Santiago Lopez, a hotel maintenance worker, discovered Lam’s body in one of four 1,000-gallon (3,785 L) tanks on the roof that provided water to guest rooms, a restaurant, and a coffee shop on February 19. He saw Lam lying face-up in the water through the open hatch. Because the maintenance hatch was too narrow to allow the equipment needed to remove Lam’s body, the tank was drained and cut open.

Rescuers attempt to recover Elisa Lam’s body from the Cecil Hotel’s rooftop water tank.

The Los Angeles coroner’s office issued an accidental drowning finding on February 21, citing bipolar disorder as a key factor. Lam’s body was discovered naked, according to the full coroner’s report, and clothing similar to what she was wearing in the elevator footage was floating in the water, encrusted with a “sand-like particulate.” Her watch and room key were also discovered in her possession.
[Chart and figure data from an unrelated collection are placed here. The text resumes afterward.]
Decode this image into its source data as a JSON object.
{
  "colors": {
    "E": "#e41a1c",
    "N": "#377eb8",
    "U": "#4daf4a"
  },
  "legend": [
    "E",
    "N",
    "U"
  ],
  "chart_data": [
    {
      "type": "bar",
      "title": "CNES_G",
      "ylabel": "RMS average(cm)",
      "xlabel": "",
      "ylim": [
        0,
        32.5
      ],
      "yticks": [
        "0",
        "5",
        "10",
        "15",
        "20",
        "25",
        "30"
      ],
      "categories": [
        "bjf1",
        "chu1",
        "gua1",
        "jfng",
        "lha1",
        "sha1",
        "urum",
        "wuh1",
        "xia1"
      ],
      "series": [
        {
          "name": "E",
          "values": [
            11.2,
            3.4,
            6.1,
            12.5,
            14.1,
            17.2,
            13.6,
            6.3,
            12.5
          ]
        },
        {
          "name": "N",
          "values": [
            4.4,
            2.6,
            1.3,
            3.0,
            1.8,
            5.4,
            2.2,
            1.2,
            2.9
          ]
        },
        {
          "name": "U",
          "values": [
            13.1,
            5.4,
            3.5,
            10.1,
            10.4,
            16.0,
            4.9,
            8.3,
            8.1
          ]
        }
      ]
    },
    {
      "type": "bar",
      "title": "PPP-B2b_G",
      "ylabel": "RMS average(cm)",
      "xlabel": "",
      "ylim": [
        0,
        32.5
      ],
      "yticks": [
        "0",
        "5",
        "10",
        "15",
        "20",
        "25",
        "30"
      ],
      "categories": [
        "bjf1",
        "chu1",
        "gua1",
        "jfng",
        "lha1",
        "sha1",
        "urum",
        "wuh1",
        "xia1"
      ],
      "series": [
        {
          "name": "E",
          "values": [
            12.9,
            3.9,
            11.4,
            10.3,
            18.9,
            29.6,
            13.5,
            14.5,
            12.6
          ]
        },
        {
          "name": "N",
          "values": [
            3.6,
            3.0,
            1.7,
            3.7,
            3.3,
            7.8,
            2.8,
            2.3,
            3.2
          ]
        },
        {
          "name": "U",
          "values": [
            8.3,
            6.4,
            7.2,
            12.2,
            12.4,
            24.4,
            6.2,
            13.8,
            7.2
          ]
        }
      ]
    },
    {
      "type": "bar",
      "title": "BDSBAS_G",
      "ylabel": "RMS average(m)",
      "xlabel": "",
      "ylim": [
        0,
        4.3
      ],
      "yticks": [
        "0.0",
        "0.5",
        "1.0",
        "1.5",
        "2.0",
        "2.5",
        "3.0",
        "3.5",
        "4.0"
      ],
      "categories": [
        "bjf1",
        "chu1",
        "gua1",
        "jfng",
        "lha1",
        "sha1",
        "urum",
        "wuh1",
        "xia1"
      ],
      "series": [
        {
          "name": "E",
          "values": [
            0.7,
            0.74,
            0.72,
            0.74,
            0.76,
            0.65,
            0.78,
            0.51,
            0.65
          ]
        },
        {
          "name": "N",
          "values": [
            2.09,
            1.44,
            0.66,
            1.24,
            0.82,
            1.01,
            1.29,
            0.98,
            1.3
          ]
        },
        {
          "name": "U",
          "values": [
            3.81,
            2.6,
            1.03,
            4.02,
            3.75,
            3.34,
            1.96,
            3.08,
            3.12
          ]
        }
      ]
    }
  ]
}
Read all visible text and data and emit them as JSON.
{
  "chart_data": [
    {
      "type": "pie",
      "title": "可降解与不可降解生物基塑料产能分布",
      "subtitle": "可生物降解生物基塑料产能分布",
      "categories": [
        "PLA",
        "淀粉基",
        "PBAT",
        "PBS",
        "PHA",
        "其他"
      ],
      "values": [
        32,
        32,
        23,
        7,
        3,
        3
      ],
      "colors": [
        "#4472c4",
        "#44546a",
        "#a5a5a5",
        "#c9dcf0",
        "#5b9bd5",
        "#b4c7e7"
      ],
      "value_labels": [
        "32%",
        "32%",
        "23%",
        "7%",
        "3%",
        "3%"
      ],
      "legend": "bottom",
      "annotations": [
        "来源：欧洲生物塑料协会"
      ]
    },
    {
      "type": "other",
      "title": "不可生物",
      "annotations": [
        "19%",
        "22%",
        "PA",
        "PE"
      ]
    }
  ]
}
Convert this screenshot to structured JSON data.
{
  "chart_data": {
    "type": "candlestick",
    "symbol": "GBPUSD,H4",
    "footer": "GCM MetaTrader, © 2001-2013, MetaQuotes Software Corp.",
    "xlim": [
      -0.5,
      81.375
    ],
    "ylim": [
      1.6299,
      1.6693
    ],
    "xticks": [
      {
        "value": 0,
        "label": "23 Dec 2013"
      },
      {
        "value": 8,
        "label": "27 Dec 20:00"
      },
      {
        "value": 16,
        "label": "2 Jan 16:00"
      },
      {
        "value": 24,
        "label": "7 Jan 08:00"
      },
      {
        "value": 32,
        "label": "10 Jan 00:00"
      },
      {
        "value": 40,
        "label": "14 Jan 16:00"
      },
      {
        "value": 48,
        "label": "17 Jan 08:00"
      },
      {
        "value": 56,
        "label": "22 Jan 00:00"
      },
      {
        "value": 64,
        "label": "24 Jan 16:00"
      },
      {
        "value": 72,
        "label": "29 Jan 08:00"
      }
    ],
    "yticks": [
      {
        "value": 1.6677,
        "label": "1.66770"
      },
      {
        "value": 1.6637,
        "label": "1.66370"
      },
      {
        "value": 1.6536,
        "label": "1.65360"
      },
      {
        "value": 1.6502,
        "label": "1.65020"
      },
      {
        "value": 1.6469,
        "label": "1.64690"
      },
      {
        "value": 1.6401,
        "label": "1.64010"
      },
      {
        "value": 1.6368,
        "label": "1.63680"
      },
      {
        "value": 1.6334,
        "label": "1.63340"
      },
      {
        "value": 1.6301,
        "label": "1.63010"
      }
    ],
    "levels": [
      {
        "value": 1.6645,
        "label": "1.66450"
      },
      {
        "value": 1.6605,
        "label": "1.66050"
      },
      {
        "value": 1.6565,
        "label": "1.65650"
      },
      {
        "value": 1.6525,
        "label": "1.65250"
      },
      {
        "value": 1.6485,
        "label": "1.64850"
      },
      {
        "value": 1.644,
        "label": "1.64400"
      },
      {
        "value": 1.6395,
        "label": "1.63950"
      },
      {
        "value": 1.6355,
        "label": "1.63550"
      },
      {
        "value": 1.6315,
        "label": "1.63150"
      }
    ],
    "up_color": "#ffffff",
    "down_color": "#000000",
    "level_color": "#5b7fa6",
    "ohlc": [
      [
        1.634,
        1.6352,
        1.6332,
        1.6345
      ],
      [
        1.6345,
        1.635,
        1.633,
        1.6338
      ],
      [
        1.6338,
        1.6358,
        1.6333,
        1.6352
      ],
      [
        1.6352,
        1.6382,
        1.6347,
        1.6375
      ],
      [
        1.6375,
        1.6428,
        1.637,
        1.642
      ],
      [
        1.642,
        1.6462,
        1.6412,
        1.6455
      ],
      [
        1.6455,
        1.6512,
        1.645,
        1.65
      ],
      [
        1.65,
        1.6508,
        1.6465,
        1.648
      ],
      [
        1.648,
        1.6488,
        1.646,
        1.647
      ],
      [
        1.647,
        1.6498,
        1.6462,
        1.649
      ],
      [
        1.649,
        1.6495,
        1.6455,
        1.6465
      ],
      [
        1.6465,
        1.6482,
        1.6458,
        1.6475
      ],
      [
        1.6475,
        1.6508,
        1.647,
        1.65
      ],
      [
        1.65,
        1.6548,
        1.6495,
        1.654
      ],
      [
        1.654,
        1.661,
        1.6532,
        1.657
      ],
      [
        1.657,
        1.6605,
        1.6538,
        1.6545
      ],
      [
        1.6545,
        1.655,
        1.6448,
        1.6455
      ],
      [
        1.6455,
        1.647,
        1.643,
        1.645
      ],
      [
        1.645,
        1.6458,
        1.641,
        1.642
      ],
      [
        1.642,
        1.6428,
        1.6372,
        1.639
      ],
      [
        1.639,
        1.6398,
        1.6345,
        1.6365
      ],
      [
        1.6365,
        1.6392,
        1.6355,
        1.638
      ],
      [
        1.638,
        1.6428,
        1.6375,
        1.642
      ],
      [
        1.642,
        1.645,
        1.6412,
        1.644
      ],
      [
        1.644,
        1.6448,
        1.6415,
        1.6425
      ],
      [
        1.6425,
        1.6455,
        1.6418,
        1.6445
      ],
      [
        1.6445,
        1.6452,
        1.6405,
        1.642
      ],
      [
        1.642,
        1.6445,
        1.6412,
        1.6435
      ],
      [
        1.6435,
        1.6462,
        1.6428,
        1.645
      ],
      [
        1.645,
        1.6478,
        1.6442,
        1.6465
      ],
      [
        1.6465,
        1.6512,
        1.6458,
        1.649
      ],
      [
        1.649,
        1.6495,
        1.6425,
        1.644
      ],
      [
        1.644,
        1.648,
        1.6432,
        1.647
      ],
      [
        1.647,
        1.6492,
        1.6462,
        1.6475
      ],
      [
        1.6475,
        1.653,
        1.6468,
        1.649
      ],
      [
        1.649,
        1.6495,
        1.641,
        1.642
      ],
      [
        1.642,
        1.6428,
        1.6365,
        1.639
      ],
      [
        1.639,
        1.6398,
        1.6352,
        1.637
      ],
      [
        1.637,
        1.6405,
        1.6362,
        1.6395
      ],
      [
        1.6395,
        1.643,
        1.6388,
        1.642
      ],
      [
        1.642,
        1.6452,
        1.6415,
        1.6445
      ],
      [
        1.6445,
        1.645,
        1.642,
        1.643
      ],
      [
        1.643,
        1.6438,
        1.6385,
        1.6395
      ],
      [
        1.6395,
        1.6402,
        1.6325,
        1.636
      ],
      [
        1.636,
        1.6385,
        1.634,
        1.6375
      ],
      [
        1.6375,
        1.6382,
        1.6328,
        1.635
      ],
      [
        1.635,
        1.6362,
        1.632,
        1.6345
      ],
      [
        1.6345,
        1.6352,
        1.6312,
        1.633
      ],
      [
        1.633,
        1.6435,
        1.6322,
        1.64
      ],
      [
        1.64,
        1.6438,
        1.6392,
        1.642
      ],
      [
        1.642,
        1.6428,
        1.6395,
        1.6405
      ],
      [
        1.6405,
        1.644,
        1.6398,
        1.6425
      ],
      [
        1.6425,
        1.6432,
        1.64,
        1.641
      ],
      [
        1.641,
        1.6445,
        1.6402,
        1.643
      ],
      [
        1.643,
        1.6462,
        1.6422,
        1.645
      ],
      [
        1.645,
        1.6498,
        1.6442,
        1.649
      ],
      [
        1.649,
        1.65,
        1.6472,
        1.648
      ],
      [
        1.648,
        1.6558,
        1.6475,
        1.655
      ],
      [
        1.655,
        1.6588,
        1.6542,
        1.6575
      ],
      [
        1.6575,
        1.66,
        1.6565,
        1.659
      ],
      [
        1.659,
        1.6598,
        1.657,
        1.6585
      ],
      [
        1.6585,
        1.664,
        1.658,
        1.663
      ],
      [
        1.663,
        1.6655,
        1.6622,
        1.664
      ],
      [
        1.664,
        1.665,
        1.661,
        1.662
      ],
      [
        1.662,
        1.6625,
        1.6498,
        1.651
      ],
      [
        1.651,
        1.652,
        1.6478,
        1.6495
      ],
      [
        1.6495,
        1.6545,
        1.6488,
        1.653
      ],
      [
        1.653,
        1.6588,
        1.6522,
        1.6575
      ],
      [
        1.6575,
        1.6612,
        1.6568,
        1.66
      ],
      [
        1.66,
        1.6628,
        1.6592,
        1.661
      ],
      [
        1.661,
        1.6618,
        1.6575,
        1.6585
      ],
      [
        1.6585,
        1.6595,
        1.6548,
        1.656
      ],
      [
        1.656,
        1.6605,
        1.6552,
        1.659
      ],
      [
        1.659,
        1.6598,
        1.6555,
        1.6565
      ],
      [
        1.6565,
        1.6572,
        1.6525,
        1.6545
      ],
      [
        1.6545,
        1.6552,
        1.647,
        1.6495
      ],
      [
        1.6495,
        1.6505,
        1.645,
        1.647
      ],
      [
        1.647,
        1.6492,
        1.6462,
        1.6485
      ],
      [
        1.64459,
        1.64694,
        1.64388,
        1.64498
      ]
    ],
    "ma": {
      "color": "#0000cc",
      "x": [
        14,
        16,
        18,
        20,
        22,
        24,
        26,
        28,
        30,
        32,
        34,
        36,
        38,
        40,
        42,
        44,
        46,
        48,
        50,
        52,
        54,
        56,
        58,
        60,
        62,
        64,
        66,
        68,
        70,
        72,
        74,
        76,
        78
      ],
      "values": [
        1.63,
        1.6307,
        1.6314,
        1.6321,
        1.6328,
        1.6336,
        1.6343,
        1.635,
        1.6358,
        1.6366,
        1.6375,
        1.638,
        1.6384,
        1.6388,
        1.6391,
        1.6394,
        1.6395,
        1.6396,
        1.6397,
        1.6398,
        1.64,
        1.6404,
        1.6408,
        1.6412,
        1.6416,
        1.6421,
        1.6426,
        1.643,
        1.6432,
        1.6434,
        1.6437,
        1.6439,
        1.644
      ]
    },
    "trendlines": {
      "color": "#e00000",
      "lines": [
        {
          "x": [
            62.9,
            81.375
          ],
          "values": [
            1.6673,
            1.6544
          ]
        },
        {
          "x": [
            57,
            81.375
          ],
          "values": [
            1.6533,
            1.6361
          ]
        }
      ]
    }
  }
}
Lam’s body was swollen and moderately decomposed. It was primarily greenish, with some marbling and skin separation visible on the abdomen. Physical harm, sexual assault, or suicide were not found. Toxicology examinations revealed traces of prescription medication, as well as nonprescription medications like Sinutab and ibuprofen, located among her possessions. There was a trace amount of alcohol (approximately 0.02 percent) but no other recreational drugs.

However, investigators and experts noticed that the proportion of her prescription pharmaceuticals in her system suggested she was undermedicating or had recently stopped taking her meds.

Lam’s parents filed a wrongful death lawsuit in September 2013, alleging that the hotel failed to “inspect and seek out risks in the hotel that constituted an undue risk of danger to (Lam) and other hotel guests,” seeking unspecified damages and burial fees.

The hotel contended that it could not have reasonably anticipated Lam entering the water tanks, and that no blame could be assigned for failing to prevent it because it was unknown how Lam got to the water tank. The lawsuit was dismissed in 2015.